If these conclusions are as sound as they look here then it behoves investigators into the question of the synoptic problem to avoid too rigorous adherence to merely literary solutions. Bo Reicke in The Roots of the Synoptic Gospels advocated that the synoptics had only an oral prehistory. One need not go so far as that but it is interesting to observe that J.W. Wenham's recent Redating Matthew, Mark and Luke (reviewed in NovT 34 (1992) pp. 200-201) advocates an important role for oral transmission. We should perhaps take the message from these and other publications that when the second and third Gospel writers put pen to papyrus they had at their disposal four types of material: a) stories and sayings ignored by or unknown to the first evangelist-some or most of these coming to them from the oral tradition; b) stories and sayings that happened to have been used by the first evangelist but which the later writers received from the oral tradition independently of the written account; c) stories and sayings that reached the later evangelists from the oral tradition that had developed from the first evangelist's written account, as well as d) stories and sayings that were indeed taken directly from their predecessors' written versions. Such a pragmatic approach seems to do justice to the evidence presented in our printed synoptic texts, and seems to be an approach encouraged by the conclusions in this book.

But whatever use the evidence in this book is put to, it cannot be denied that what we have here is authoritative and welcome.

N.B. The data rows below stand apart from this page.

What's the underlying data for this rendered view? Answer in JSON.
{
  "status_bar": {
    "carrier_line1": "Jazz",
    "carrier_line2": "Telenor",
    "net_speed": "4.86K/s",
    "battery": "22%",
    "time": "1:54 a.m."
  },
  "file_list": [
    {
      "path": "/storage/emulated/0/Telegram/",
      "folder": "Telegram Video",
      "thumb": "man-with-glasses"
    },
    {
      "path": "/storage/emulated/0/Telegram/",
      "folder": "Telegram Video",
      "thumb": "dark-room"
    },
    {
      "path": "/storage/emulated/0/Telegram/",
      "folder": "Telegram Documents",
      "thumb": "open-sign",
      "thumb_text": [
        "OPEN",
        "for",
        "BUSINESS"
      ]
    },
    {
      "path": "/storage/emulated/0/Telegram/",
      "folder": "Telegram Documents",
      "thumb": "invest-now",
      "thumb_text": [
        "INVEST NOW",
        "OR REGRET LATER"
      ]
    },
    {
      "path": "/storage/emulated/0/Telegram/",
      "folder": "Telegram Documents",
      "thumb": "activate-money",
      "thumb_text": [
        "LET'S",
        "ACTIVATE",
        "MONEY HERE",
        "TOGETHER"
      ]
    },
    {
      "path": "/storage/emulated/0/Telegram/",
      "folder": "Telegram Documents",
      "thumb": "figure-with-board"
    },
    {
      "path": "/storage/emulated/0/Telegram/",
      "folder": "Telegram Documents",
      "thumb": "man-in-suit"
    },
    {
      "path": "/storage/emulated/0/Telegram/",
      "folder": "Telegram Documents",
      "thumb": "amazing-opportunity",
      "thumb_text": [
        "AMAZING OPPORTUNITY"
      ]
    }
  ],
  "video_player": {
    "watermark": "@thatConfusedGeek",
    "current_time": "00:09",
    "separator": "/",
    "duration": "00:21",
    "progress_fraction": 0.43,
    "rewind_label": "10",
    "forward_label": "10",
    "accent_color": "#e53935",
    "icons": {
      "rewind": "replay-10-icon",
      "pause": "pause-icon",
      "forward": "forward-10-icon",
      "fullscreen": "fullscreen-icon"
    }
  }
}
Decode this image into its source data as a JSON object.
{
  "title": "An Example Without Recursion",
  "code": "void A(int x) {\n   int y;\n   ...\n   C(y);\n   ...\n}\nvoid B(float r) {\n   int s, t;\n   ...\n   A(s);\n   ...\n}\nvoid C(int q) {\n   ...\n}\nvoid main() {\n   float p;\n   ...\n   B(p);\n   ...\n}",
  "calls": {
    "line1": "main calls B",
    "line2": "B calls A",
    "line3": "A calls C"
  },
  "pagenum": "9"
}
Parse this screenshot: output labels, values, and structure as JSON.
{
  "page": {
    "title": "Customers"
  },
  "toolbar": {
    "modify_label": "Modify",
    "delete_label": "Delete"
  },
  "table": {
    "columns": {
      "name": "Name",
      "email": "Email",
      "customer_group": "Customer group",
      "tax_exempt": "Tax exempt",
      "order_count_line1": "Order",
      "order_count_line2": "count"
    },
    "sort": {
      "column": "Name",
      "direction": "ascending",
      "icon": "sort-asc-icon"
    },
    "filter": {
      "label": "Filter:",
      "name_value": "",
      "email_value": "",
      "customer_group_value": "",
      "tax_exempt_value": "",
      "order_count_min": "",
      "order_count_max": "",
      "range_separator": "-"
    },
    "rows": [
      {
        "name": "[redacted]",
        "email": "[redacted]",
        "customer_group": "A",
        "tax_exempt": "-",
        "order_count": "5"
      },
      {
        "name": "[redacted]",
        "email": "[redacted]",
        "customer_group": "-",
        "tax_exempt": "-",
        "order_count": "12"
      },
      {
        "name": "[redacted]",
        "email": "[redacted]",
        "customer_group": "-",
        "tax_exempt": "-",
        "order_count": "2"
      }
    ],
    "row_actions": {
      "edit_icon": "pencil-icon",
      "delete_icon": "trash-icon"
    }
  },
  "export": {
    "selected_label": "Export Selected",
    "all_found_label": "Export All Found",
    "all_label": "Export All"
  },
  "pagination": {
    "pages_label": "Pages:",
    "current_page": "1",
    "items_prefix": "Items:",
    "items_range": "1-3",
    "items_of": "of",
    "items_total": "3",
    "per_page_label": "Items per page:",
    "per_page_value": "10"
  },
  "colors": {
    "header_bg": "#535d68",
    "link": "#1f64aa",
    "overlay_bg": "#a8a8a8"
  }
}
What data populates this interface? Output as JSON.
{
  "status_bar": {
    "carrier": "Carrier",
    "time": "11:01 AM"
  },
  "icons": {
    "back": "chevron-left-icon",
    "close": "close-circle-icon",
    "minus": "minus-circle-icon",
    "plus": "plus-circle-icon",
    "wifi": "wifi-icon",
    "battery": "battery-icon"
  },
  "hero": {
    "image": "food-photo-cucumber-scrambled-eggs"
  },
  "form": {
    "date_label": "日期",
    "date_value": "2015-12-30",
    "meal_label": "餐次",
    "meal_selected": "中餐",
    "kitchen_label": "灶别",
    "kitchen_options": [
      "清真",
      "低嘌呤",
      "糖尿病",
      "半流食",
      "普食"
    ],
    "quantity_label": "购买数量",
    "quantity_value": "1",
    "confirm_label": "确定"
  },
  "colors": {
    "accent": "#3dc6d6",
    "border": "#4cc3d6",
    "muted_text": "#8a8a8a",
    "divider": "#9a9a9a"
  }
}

Obviously much more needs to be done in the post-New Testament period, with special reference to the agrapha, the apocryphal texts and the patristic citations. A start has been made in other places by Koester, Crossan and their allies. In the present collection Rordorf is alert to these further needs. Wansbrough's introductory chapter ends with a list that refers to this and eleven other pointers to further investigation. It seems as if the conferences behind the present book have spawned enough ideas to fuel numerous other colloquia and debate. If so, they have amply fulfilled the par- ticipants' hopes.